Passando alle questioni politiche sottese all’iniziativa referendaria, Scalfari sostiene che il referendum sull’art. 18 «ha un solo bersaglio e cioè Sergio Cofferati». Qui non siamo solo al processo alle intenzioni, ma al diabolico rovesciamento delle ragioni in campo. Perché Scalfari non domanda piuttosto all’ex segretario della Cgil come mai egli si schieri contro l’estensione universalistica di quell’art. 18, in difesa del quale non ha esitato a mobilitare la propria organizzazione in una grande lotta sindacale e politica la scorsa primavera? E perché mai l’elogio di Cofferati – che anche noi consideriamo una grande risorsa per la sinistra di questo paese e con le cui posizioni ci troviamo oggi spesso in larga misura concordi – omette di far presente che egli ha cambiato idea su molte e non marginali questioni (la guerra, definita ancora ieri una «contingente necessità»; i movimenti, guardati ancora nei giorni di Genova, nel luglio del 2001, con malcelata diffidenza; lo stesso conflitto sociale, esorcizzato con ogni cura negli anni della concertazione), sposando tesi più prossime a quelle di Rifondazione che alle posizioni sostenute dall’attuale dirigenza dei Ds, partito al quale Cofferati appartiene?

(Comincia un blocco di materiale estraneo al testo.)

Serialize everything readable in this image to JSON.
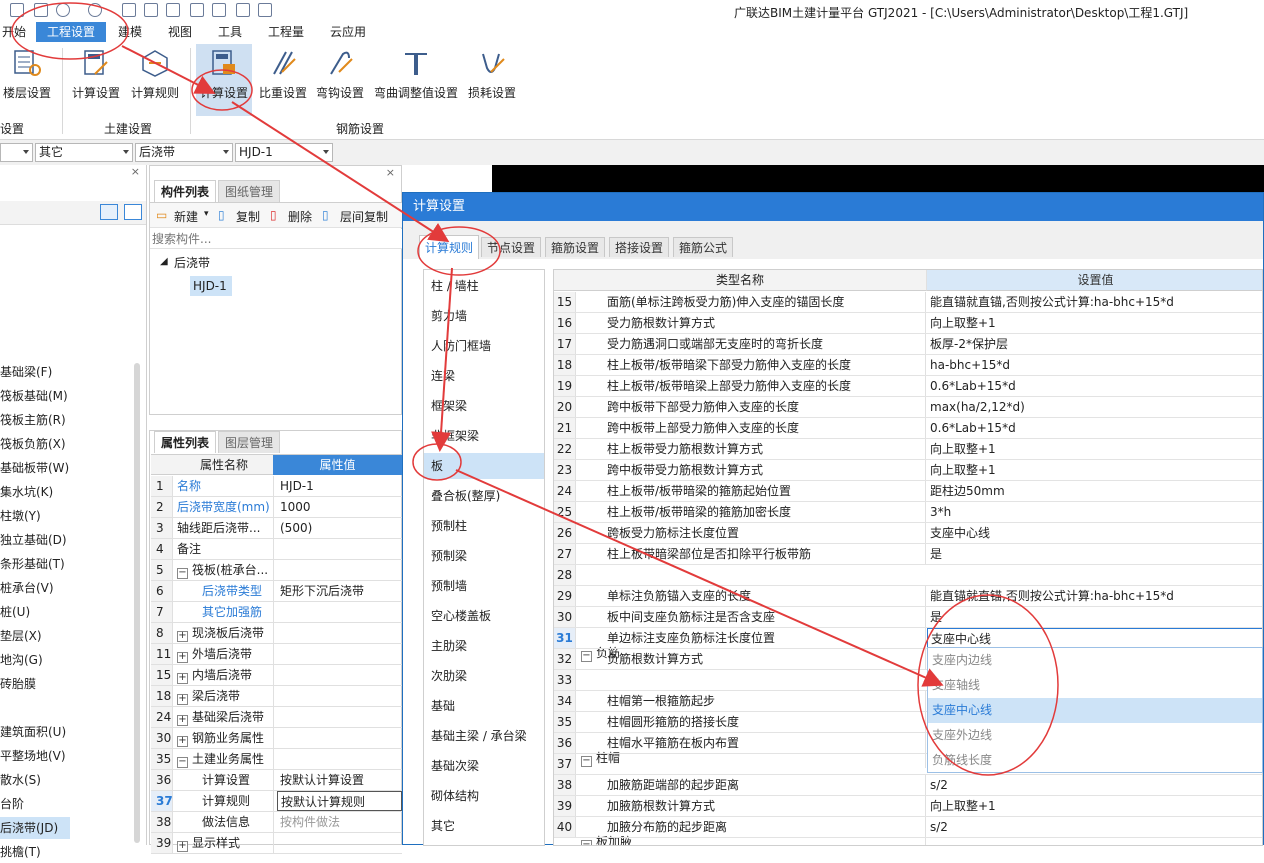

Infine, un’ultima questione, solo in apparenza puramente metodologica. Ho fatto riferimento, in apertura, alla discutibile scelta di aggredire il proprio interlocutore polemico con l’arma dell’insinuazione. Mi chiedo che cosa motivi, alla radice, una scelta del genere da parte di un osservatore esperto come Scalfari. Mi pare non basti il semplice – e ovviamente del tutto legittimo – dissenso politico. Non basta ritenere sbagliate e persino pericolose le idee dell’avversario. No, ci vuol altro. Ci vuole precisamente il proposito di impedire che queste idee abbiano corso, siano conosciute e valutate nel merito. Ci vuole – spiace dirlo – un che di intollerante nei confronti di una forza politica alla quale si tende a negare persino il diritto di esistere come soggetto autonomo. Per questo ci si precipita nel dileggio e nella caricatura. Domando: è così che costruiremo l’unità delle opposizioni di qui alle prossime scadenze elettorali?